Dans ce troisieme volet de la trilogie Samouraï Revolution de Eiishi Kudo, la trame de départ est très semblable à celle du premier opus Les Treize Tueurs.
Un membre pourri gâté de la famille du shogun (dictateur militaire et personnage le plus puissant du Japon) tue arbitrairement un chef de clan. La direction du clan bafoué complote à la fois pour se venger du protégé capricieux et aussi pour éviter la destruction complète (du clan, du fief, des hommes), ce qui implique qu'un groupe de ses samouraïs se sacrifiera dans un assaut au sabre inégal en nombre (mais pas en qualité).
L'attaque finale se fera comme dans le deuxième, Le Grand Attentat, au cours d'un périple de leur cible entre deux fiefs, périple que les deux parties ont préparé en imaginant quelle sera la stratégie de l'adversaire, et en changeant les itinéraires et leurs plans en cours de route.
Qu'est-ce qui distingue alors ce film des deux autres ? N'est-ce qu'une variation mimétique superflue ?
Il y a d' abord un noir et blanc encore plus beau et dans cette optique - si on ose dire - l'utilisation du brouillard est absolument magique. Elle nous subjugue tellement qu'un autre réalisateur, un ancien assistant de Kudo, affirme que celui-ci a mieux su mettre en scène le brouillard que ne le faisait le grand Akira Kurosawa.

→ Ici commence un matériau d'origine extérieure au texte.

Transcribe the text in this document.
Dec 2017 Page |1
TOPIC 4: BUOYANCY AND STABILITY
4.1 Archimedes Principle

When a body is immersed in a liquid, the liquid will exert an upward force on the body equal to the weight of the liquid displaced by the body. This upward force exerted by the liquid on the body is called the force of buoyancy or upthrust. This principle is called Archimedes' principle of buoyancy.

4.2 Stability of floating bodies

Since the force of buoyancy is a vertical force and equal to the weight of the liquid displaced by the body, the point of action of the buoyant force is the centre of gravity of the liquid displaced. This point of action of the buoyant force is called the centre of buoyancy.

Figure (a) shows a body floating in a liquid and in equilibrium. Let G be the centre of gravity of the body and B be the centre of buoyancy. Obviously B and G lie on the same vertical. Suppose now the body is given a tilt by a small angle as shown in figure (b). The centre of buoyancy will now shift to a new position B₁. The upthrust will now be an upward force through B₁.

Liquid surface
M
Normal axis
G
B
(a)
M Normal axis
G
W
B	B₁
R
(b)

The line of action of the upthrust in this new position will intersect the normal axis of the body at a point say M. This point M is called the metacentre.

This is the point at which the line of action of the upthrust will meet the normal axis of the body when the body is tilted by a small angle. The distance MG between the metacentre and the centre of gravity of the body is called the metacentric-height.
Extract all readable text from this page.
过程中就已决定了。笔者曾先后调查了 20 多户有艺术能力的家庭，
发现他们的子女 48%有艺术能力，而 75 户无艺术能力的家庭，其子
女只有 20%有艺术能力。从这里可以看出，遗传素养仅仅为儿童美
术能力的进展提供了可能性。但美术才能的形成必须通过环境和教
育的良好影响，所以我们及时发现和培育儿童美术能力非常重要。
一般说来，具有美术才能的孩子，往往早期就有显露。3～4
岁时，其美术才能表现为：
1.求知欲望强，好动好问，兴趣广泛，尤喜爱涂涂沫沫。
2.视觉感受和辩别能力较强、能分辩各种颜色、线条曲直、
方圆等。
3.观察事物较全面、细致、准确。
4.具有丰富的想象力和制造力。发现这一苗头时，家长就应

Ensuite, les préparatifs du complot sont ici présentés très vite, comme allant de soi, en quelques courtes scènes enlevées, et le groupe se retrouve rapidement à Edo (Tokyo) en capacité de rencontrer leur cible, que ses propres extravagances arrogantes mettent en danger car il s'expose aux coups au grand dam de ses gardes du corps. A noter que la performance de l'acteur qui joue ce personnage détestable est splendide. Dans cette partie, ce qui est à la fois poignant et sort du commun de la trilogie, c'est la narration des évolutions du trouble émotionnel du chef de groupe, enchâssées dans son éthique de fer quant à l'obéissance aux intérêts du clan : ses mouvements intérieurs dans ses rapports avec son épouse et ses subordonnés sont comme la composition d'une tragédie grecque à l'intérieur du chambara.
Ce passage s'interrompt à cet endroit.